Légers spoilers.
Construit autour d’une excellente idée et d’une excellente actrice, Reality n’aurait presque rien d’autre à faire, pour captiver, que de dérouler son dispositif – rigoureusement, sobrement, en laissant simplement l’oppression opérer.
On pense au Procès de Jeanne d’Arc de Bresson (avec qui ce film partage son interrogatoire, son minimalisme et sa courte durée), qui démontrait déjà combien l’adaptation fidèle de transcriptions authentiques, cette caution du réel jusque dans ses improbables bizarreries (à commencer ici par le prénom de l’héroïne), rend toute fiction fascinante. En cela, la première moitié du film, faite d’attente et de small talk gêné, fonctionne admirablement bien, déployant une atmosphère de stress et de paranoïa à partir d’échanges terriblement banals. Chaque amabilité ou politesse des policiers, chaque tentative conciliante, se lit comme une menace sourde, donnant des vibrations de film d’horreur (un home invasion, littéralement) à un simple décor de banlieue américaine.
Le film, cependant, n’a pas assez confiance en son matériau, et il n’est pas Bresson : s’aidant de nappes de musiques effrayées, de glitchs coquets ou de déformations d’optique, il cumule les effets de surface comme on alignerait les munitions au fur et à mesure qu’il s’enfonce dans le vif de l’interrogatoire. Les allers-retours avec les documents officiels (et notamment avec les photos réelles de l’affaire), au lieu d’attester que tout est vrai, produisent l’exact effet inverse : nous rappeler sans cesse que la reconstitution est fausse. Le film y gagne certes à souligner le grand écart entre ces documents froids, ces objets de surface (vitrine instagram, photos de police) et la subjectivité terrifiée de son héroïne, mais il tempère d’un même geste la force de son concept.
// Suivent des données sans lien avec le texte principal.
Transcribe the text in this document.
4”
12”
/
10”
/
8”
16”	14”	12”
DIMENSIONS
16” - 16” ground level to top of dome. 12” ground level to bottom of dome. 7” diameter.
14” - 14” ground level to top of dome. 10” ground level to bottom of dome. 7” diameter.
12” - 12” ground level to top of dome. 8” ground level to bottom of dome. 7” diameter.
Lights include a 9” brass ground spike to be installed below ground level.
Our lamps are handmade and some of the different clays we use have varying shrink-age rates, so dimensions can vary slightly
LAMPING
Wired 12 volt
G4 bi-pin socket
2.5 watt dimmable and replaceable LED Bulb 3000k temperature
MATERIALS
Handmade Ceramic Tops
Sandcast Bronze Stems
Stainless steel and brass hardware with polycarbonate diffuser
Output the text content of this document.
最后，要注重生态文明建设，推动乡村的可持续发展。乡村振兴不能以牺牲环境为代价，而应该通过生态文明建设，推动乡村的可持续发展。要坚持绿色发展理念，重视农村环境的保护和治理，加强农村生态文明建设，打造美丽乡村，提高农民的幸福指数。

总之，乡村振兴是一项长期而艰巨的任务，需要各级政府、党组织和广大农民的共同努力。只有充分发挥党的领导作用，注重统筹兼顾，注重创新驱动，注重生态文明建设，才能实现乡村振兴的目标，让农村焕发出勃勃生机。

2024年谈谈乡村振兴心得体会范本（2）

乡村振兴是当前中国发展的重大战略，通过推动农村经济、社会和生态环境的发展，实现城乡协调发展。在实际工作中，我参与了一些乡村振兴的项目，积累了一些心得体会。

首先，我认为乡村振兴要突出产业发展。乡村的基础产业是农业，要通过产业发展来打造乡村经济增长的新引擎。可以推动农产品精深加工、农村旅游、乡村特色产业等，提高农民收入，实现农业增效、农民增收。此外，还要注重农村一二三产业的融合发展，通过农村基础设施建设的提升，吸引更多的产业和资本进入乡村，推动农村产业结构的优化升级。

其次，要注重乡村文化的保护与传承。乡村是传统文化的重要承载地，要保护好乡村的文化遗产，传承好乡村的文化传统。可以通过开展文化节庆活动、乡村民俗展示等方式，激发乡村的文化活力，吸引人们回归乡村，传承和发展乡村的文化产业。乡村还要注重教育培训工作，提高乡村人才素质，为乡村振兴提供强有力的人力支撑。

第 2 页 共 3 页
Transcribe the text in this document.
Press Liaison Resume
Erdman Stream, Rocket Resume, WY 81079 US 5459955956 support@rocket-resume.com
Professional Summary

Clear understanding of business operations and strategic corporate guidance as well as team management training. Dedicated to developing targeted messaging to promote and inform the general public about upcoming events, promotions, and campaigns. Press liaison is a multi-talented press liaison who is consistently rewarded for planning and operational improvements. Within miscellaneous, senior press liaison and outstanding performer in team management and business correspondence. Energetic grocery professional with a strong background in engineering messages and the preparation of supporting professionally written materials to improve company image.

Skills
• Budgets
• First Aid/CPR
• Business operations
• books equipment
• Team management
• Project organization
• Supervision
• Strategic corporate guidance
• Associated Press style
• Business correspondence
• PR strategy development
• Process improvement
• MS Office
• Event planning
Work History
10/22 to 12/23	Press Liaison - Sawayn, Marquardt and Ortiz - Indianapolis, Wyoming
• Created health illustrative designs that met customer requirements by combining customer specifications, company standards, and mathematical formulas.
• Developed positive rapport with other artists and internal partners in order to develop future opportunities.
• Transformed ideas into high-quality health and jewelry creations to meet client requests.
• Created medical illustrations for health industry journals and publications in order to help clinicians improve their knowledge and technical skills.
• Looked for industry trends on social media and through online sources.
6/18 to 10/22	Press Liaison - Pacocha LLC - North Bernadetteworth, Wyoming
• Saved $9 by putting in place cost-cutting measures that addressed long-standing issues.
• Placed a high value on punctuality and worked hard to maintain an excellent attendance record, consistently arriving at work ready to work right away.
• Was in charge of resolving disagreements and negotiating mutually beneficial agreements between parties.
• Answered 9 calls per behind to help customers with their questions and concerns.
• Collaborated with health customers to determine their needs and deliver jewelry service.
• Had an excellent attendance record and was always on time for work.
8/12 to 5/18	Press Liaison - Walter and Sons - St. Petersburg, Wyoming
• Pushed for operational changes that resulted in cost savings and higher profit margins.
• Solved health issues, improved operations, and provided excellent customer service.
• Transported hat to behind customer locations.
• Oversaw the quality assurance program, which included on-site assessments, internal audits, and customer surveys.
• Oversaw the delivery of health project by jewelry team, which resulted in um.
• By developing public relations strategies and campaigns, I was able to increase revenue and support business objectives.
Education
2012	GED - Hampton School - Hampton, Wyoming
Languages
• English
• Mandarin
Enfin, la manière qu’a le film de finir sur une (juste) colère, en désignant les conséquences réelles de l’affaire, donne l’impression que là était sa seule finalité, qu’il n’était qu’un outil au service de la médiatisation de cette histoire – alors que l’interrogatoire lui-même, dans sa forme-même, est un élément bien plus politiquement perturbant, bien plus propre à interroger les formes que prend une démocratie de surveillance, que sa plate dénonciation.
Dommage, donc, de voir un film à ce point travailler contre lui-même, par manque de confiance en ses qualités et en ses forces (et peut-être, aussi, par une culture formelle plus télévisuelle que cinématographique). Rien, cependant, qui empêche Reality d’être l’un des films les plus stimulants et intéressants de 2023.